Some of the new applicants in round two include His Hands Free Clinic, Coe College, Indian Creek Nature Center, Marion Public Library Foundation and Mercy Medical Center.
The largest remaining request from round one — from the Cedar Rapids Public Library — is for $6 million. The money would help fund a new west-side library and opportunity center to replace the Ladd Library, which is leased and situated in a strip mall at 3750 Williams Blvd SW.
Some of the applicants that didn’t get funding in the first round include the Cedar Valley Humane Society, Affordable Housing Network, Kirkwood Community College, Prospect Meadows and the National Czech & Slovak Museum & Library, and cities including Ely, which is asking for a couple of million for sewer and water infrastructure projects.
“We appreciate the consideration in round two,” Ely Mayor Eldy Miller said Monday. “I do want to stress that both of our drinking and sewer projects are critical for our community.

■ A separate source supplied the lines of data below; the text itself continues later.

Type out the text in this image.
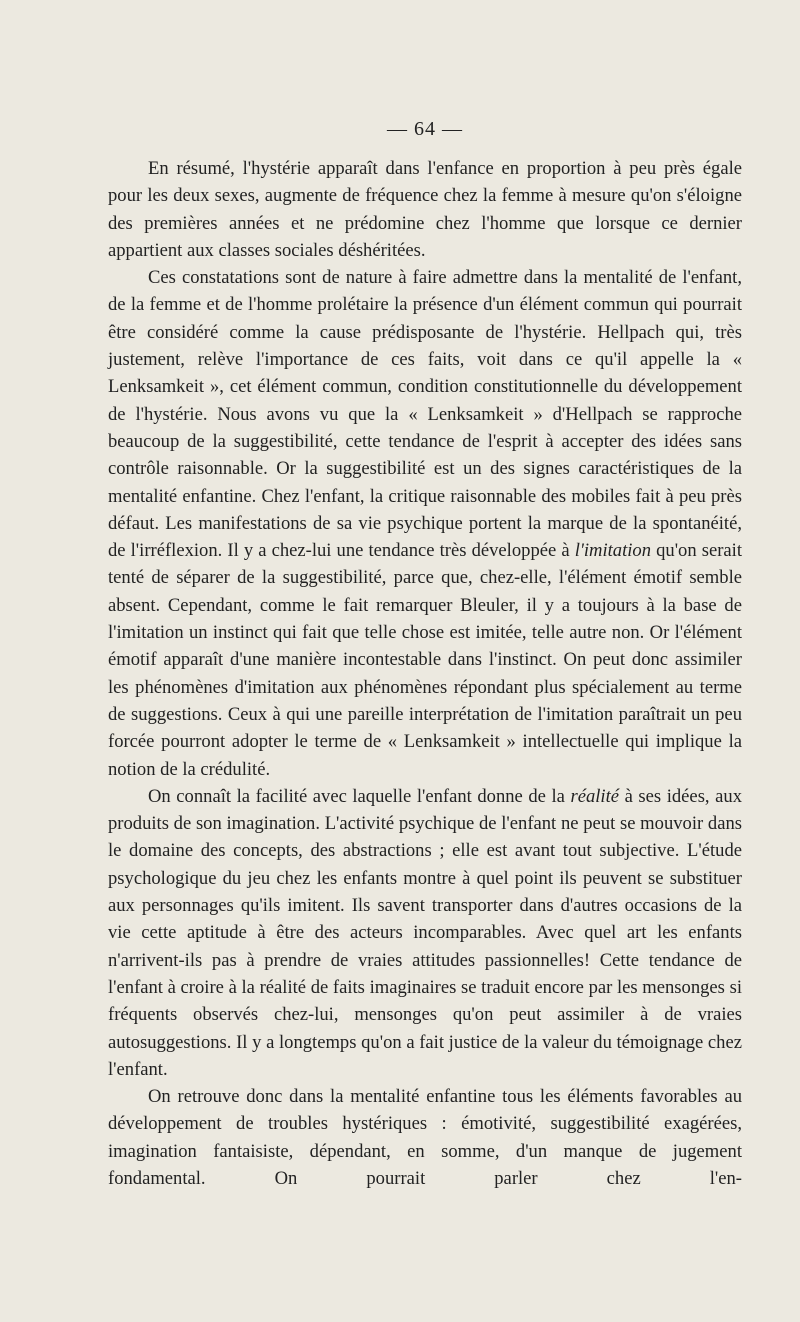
— 64 —

En résumé, l'hystérie apparaît dans l'enfance en proportion à peu près égale pour les deux sexes, augmente de fréquence chez la femme à mesure qu'on s'éloigne des premières années et ne prédomine chez l'homme que lorsque ce dernier appartient aux classes sociales déshéritées.

Ces constatations sont de nature à faire admettre dans la mentalité de l'enfant, de la femme et de l'homme prolétaire la présence d'un élément commun qui pourrait être considéré comme la cause prédisposante de l'hystérie. Hellpach qui, très justement, relève l'importance de ces faits, voit dans ce qu'il appelle la « Lenksamkeit », cet élément commun, condition constitutionnelle du développement de l'hystérie. Nous avons vu que la « Lenksamkeit » d'Hellpach se rapproche beaucoup de la suggestibilité, cette tendance de l'esprit à accepter des idées sans contrôle raisonnable. Or la suggestibilité est un des signes caractéristiques de la mentalité enfantine. Chez l'enfant, la critique raisonnable des mobiles fait à peu près défaut. Les manifestations de sa vie psychique portent la marque de la spontanéité, de l'irréflexion. Il y a chez-lui une tendance très développée à l'imitation qu'on serait tenté de séparer de la suggestibilité, parce que, chez-elle, l'élément émotif semble absent. Cependant, comme le fait remarquer Bleuler, il y a toujours à la base de l'imitation un instinct qui fait que telle chose est imitée, telle autre non. Or l'élément émotif apparaît d'une manière incontestable dans l'instinct. On peut donc assimiler les phénomènes d'imitation aux phénomènes répondant plus spécialement au terme de suggestions. Ceux à qui une pareille interprétation de l'imitation paraîtrait un peu forcée pourront adopter le terme de « Lenksamkeit » intellectuelle qui implique la notion de la crédulité.

On connaît la facilité avec laquelle l'enfant donne de la réalité à ses idées, aux produits de son imagination. L'activité psychique de l'enfant ne peut se mouvoir dans le domaine des concepts, des abstractions ; elle est avant tout subjective. L'étude psychologique du jeu chez les enfants montre à quel point ils peuvent se substituer aux personnages qu'ils imitent. Ils savent transporter dans d'autres occasions de la vie cette aptitude à être des acteurs incomparables. Avec quel art les enfants n'arrivent-ils pas à prendre de vraies attitudes passionnelles! Cette tendance de l'enfant à croire à la réalité de faits imaginaires se traduit encore par les mensonges si fréquents observés chez-lui, mensonges qu'on peut assimiler à de vraies autosuggestions. Il y a longtemps qu'on a fait justice de la valeur du témoignage chez l'enfant.

On retrouve donc dans la mentalité enfantine tous les éléments favorables au développement de troubles hystériques : émotivité, suggestibilité exagérées, imagination fantaisiste, dépendant, en somme, d'un manque de jugement fondamental. On pourrait parler chez l'en-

Any gap in funding does fall on our residents.”
Zumbach and Rogers said they did have some money distributed to Ely in their personal budget plans, but it’s unlikely the city will receive its total ask.
In the first round, earlier this year, the board distributed money in two categories:
- $5.5 million toward requests relating to social services, public health, affordable housing and capital investment.
- $5.5 million toward sewer and water infrastructure.
County Policy Director Darrin Gage said his staff would work under the assumption that the first category will receive the majority of the funding this time around, about $9 million to $10 million of the $13 million total.